The award-winning news site of Cosumnes River College

The Connection

Campus opioid-overdose prevention plan rolls out as harm reduction dialogue gets louder

College+Nurse+Michelle+Barkley+in+her+office+on+Monday+looking+over+a+harm+reduction+kit+offered+to+students+that+includes+Narcan+nasal+spray.+In+2024+the+kits+will+include+fentanyl+testing+strips+as+required+by+AB+461.
Helen Harlan
College Nurse Michelle Barkley in her office on Monday looking over a harm reduction kit offered to students that includes Narcan nasal spray. In 2024 the kits will include fentanyl testing strips as required by AB 461.

College Nurse Michelle Barkley sat in her office and unpacked a small blue bag provided to her team by the Sacramento County Opioid Coalition.

The bag contained a pair of alcohol prep pads, a tube of chapstick, an instructional pamphlet and a 4 milligram box of Narcan nasal spray. Narcan, the common name for the drug Naloxone, is sometimes called “The Lazarus drug” because it can reverse the effects of a fatal opioid overdose.

“This stuff saves lives,” Barkley said as she held the box, which is to remain unopened until needed, per the instructions printed on its side.

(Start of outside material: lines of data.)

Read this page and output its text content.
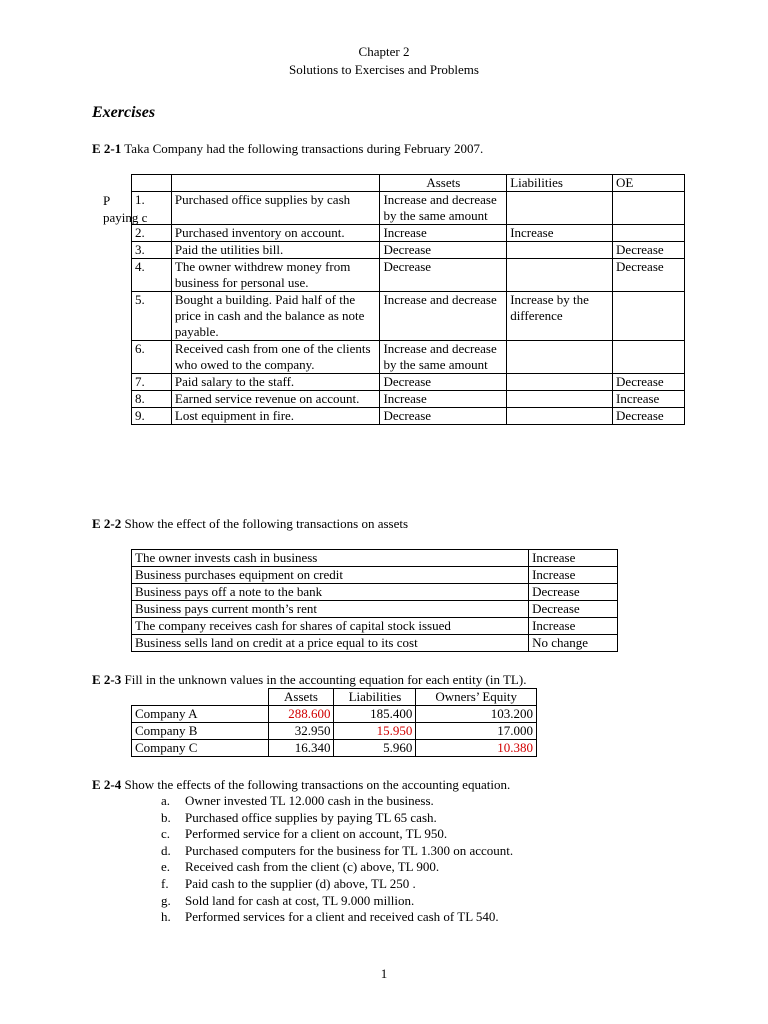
Chapter 2
Solutions to Exercises and Problems
Exercises
E 2-1 Taka Company had the following transactions during February 2007.
P
paying c
		Assets	Liabilities	OE
1.	Purchased office supplies by cash	Increase and decrease by the same amount		
2.	Purchased inventory on account.	Increase	Increase	
3.	Paid the utilities bill.	Decrease		Decrease
4.	The owner withdrew money from business for personal use.	Decrease		Decrease
5.	Bought a building. Paid half of the price in cash and the balance as note payable.	Increase and decrease	Increase by the difference	
6.	Received cash from one of the clients who owed to the company.	Increase and decrease by the same amount		
7.	Paid salary to the staff.	Decrease		Decrease
8.	Earned service revenue on account.	Increase		Increase
9.	Lost equipment in fire.	Decrease		Decrease
E 2-2 Show the effect of the following transactions on assets
The owner invests cash in business	Increase
Business purchases equipment on credit	Increase
Business pays off a note to the bank	Decrease
Business pays current month’s rent	Decrease
The company receives cash for shares of capital stock issued	Increase
Business sells land on credit at a price equal to its cost	No change
E 2-3 Fill in the unknown values in the accounting equation for each entity (in TL).
	Assets	Liabilities	Owners’ Equity
Company A	288.600	185.400	103.200
Company B	32.950	15.950	17.000
Company C	16.340	5.960	10.380
E 2-4 Show the effects of the following transactions on the accounting equation.
a. Owner invested TL 12.000 cash in the business.
b. Purchased office supplies by paying TL 65 cash.
c. Performed service for a client on account, TL 950.
d. Purchased computers for the business for TL 1.300 on account.
e. Received cash from the client (c) above, TL 900.
f. Paid cash to the supplier (d) above, TL 250 .
g. Sold land for cash at cost, TL 9.000 million.
h. Performed services for a client and received cash of TL 540.
1
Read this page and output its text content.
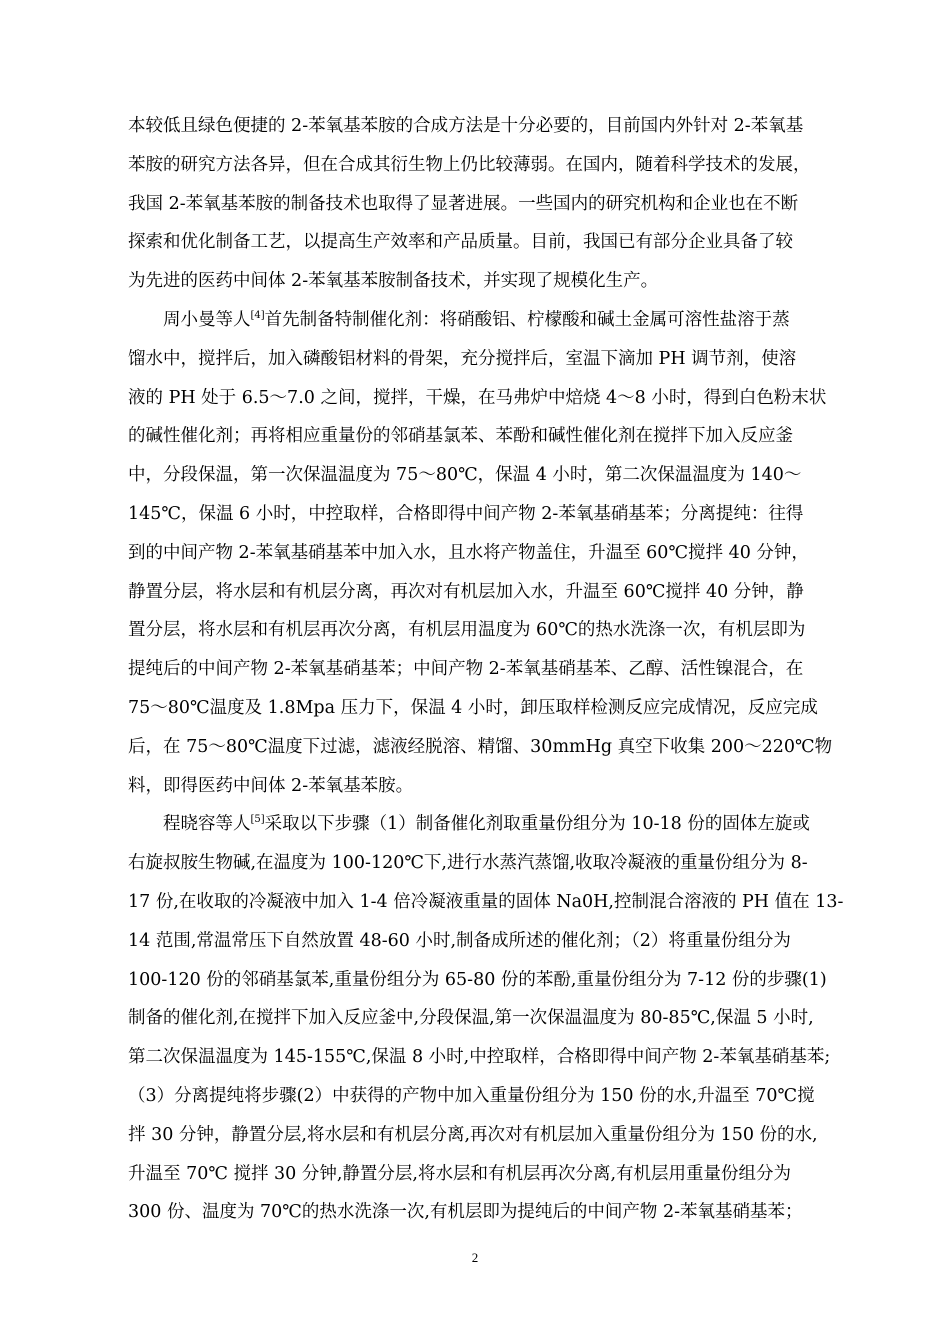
本较低且绿色便捷的 2-苯氧基苯胺的合成方法是十分必要的，目前国内外针对 2-苯氧基
苯胺的研究方法各异，但在合成其衍生物上仍比较薄弱。在国内，随着科学技术的发展，
我国 2-苯氧基苯胺的制备技术也取得了显著进展。一些国内的研究机构和企业也在不断
探索和优化制备工艺，以提高生产效率和产品质量。目前，我国已有部分企业具备了较
为先进的医药中间体 2-苯氧基苯胺制备技术，并实现了规模化生产。
周小曼等人[4]首先制备特制催化剂：将硝酸铝、柠檬酸和碱土金属可溶性盐溶于蒸
馏水中，搅拌后，加入磷酸铝材料的骨架，充分搅拌后，室温下滴加 PH 调节剂，使溶
液的 PH 处于 6.5～7.0 之间，搅拌，干燥，在马弗炉中焙烧 4～8 小时，得到白色粉末状
的碱性催化剂；再将相应重量份的邻硝基氯苯、苯酚和碱性催化剂在搅拌下加入反应釜
中，分段保温，第一次保温温度为 75～80℃，保温 4 小时，第二次保温温度为 140～
145℃，保温 6 小时，中控取样，合格即得中间产物 2-苯氧基硝基苯；分离提纯：往得
到的中间产物 2-苯氧基硝基苯中加入水，且水将产物盖住，升温至 60℃搅拌 40 分钟，
静置分层，将水层和有机层分离，再次对有机层加入水，升温至 60℃搅拌 40 分钟，静
置分层，将水层和有机层再次分离，有机层用温度为 60℃的热水洗涤一次，有机层即为
提纯后的中间产物 2-苯氧基硝基苯；中间产物 2-苯氧基硝基苯、乙醇、活性镍混合，在
75～80℃温度及 1.8Mpa 压力下，保温 4 小时，卸压取样检测反应完成情况，反应完成
后，在 75～80℃温度下过滤，滤液经脱溶、精馏、30mmHg 真空下收集 200～220℃物
料，即得医药中间体 2-苯氧基苯胺。
程晓容等人[5]采取以下步骤（1）制备催化剂取重量份组分为 10-18 份的固体左旋或
右旋叔胺生物碱,在温度为 100-120℃下,进行水蒸汽蒸馏,收取冷凝液的重量份组分为 8-
17 份,在收取的冷凝液中加入 1-4 倍冷凝液重量的固体 Na0H,控制混合溶液的 PH 值在 13-
14 范围,常温常压下自然放置 48-60 小时,制备成所述的催化剂；（2）将重量份组分为
100-120 份的邻硝基氯苯,重量份组分为 65-80 份的苯酚,重量份组分为 7-12 份的步骤(1)
制备的催化剂,在搅拌下加入反应釜中,分段保温,第一次保温温度为 80-85℃,保温 5 小时,
第二次保温温度为 145-155℃,保温 8 小时,中控取样，合格即得中间产物 2-苯氧基硝基苯;
（3）分离提纯将步骤(2）中获得的产物中加入重量份组分为 150 份的水,升温至 70℃搅
拌 30 分钟，静置分层,将水层和有机层分离,再次对有机层加入重量份组分为 150 份的水,
升温至 70℃ 搅拌 30 分钟,静置分层,将水层和有机层再次分离,有机层用重量份组分为
300 份、温度为 70℃的热水洗涤一次,有机层即为提纯后的中间产物 2-苯氧基硝基苯；
2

CRC has been providing Narcan to students since late 2022 and the blue bag is similar to one CRC will provide students starting Jan. 1. In 2024 it will also contain fentanyl testing strips as required by all community colleges and CSU campuses per Assembly Bill 461.

“In January we will have both Narcan and fentanyl strips in a little package,” Barkley said. “We are required by law to have them and do a little bit of education on the use of it and offer support in helping to quit.”

The addition of the testing strips indicates that CRC has joined in the nationwide college campus harm reduction conversation, one that acknowledges that students might experiment with drugs that could contain fentanyl and aims to prevent their deaths.

“Kids are going to experiment. They’re adolescents. They think they’re invincible. They’re risk takers,” Barkley, a mother of two teenagers, said. “We all were. And we just don’t know who’s going to put what where.”

Fentanyl is a highly-potent and deadly synthetic opioid drug. More than 106,000 fentanyl-related deaths were reported in the United States between May 2022 to May 2023, according to the American Medical Association.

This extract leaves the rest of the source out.